It’s a day later. Our guy finally went back to his tent in the woods, although it had still been raining. There had been nothing he could do. The forest had turned into an arrangement of little torrents, something he had never before observed there. At least it had been dry in the tent.

This morning he went back into the city and spent the noon at Astradinars, because of the internet.

Once you’re homeless you start to observe the little things in life. Like where do you get clean water from, toilets, electricity, internet and so on. You come to see all the other homeless people even more than before. Like in society in general, there’s a hierarchy to them, too. Our man still looks quite fashionable as to easily blend into the very society he is no longer part of. There are many like him, especially women. Men tend to deteriorate even faster. Yesterday, he saw a man without shoes, black feet, torn, dirty clothes, a really sad appearance. How is this possible in the 20th century. It’s just incredible. Then again, this guy was, unlike him, quite corpulent, something he found peculiarly interesting. So what is to be concluded from that piece of foresight? The bad news is: You’ll be unholy and rotten, pariah! The good news is: You’ll be more than well fed, though!

Our man is roaming the city and its suburbs, watching, observing. Still, because of all the coffee he pours into him, he is quite active. He wonders for how long he will still have the energy to do so.

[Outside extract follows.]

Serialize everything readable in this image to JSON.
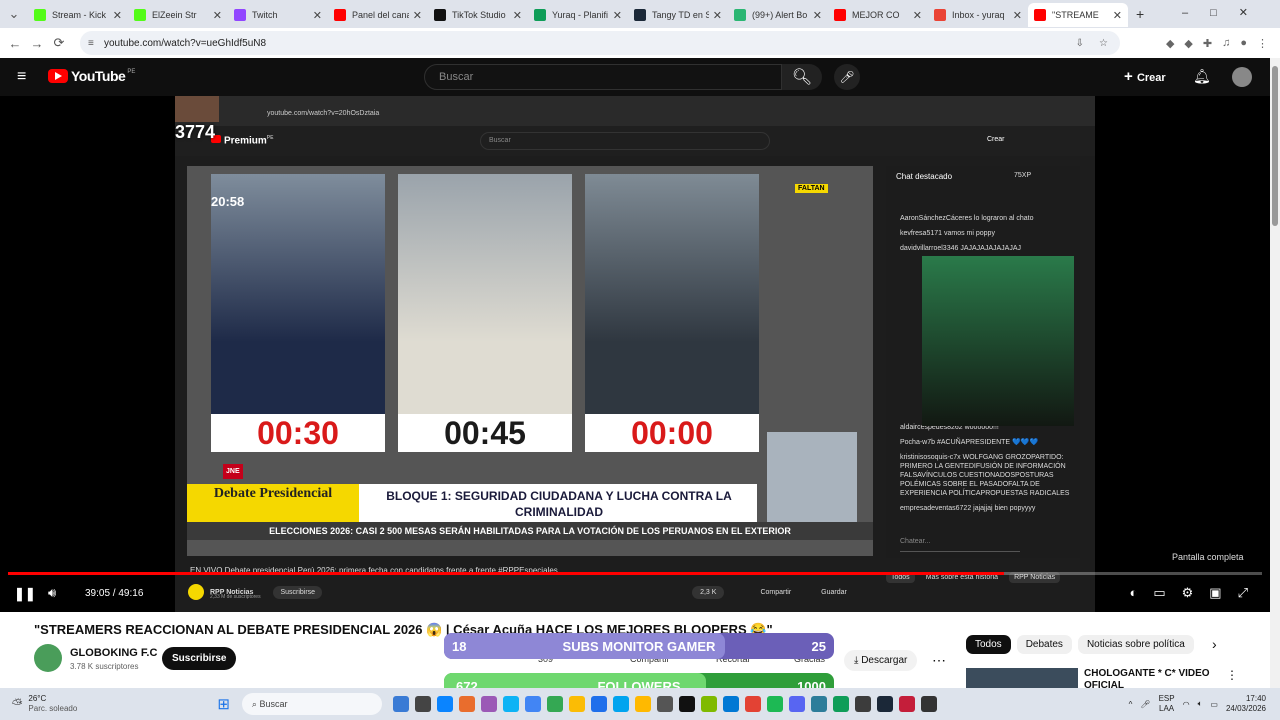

His hair is already falling off and he’s very haggard. Maybe this has nothing to do with his eating habits at all. Might as well be the age. But what is he supposed to do? For he is on a deathwish. His life is just pointless. It always was.

„Get out of the water, son!“, his mother cries, „Your lips have already turned blue and your skin looks like the scales of a cooked hummer!“. „Just a bit longer, mommy, please!“, the boy shouts back.

„Get out already!“, his mother replies dismissing his efforts. They’re spending the summer on Sylt, like every year. The water is warm, the surf breaks roaringly on the beaches. The weather is just great there in summer.

How careless is a boy’s life. No worries, no sorrow, no responsibility — as a child you’re being taken care of. What do you know about life, then. Nothing.

Another manic Monday. Our guy roams the streets. The weather is fine, finally. Everybody’s out. All the people are so busy, in a hurry, rushing hither and thither, but, like him: do they ever arrive anywhere? They got their homes, TVs, jobs and so on. But aren’t they just rushing from one place to another? He observes a guy with a t-shirt saying: „Make Money“. What a disgusting little fellow, he thinks.

He‘s walking and walking, no goal in sight. He hasn’t eaten in more than a week. 8 days? Nine days? Ten even? He doesn’t even feel hungry. He‘s basically living off of coffee, keeping his blood pressure up. Only in the morning he‘d feel extremely weak.

There is this mall. He enters it and watches the people. To him it seems so randomly picked, what they are buying. When, back then, he was like them, he would also spend a lot of money on things you actually don’t need. That nobody needs. He had never been into fashion, of course. He‘s still a bookworm, though. But even this is pretty much nonsensical, he reckons. Aren’t there libraries. Public libraries, free for all. Isn’t there already an abundance of goods, that could be available to everyone? Is there actually a necessity to buy things today. But this world will probably never change. He drinks another cup of coffee to go.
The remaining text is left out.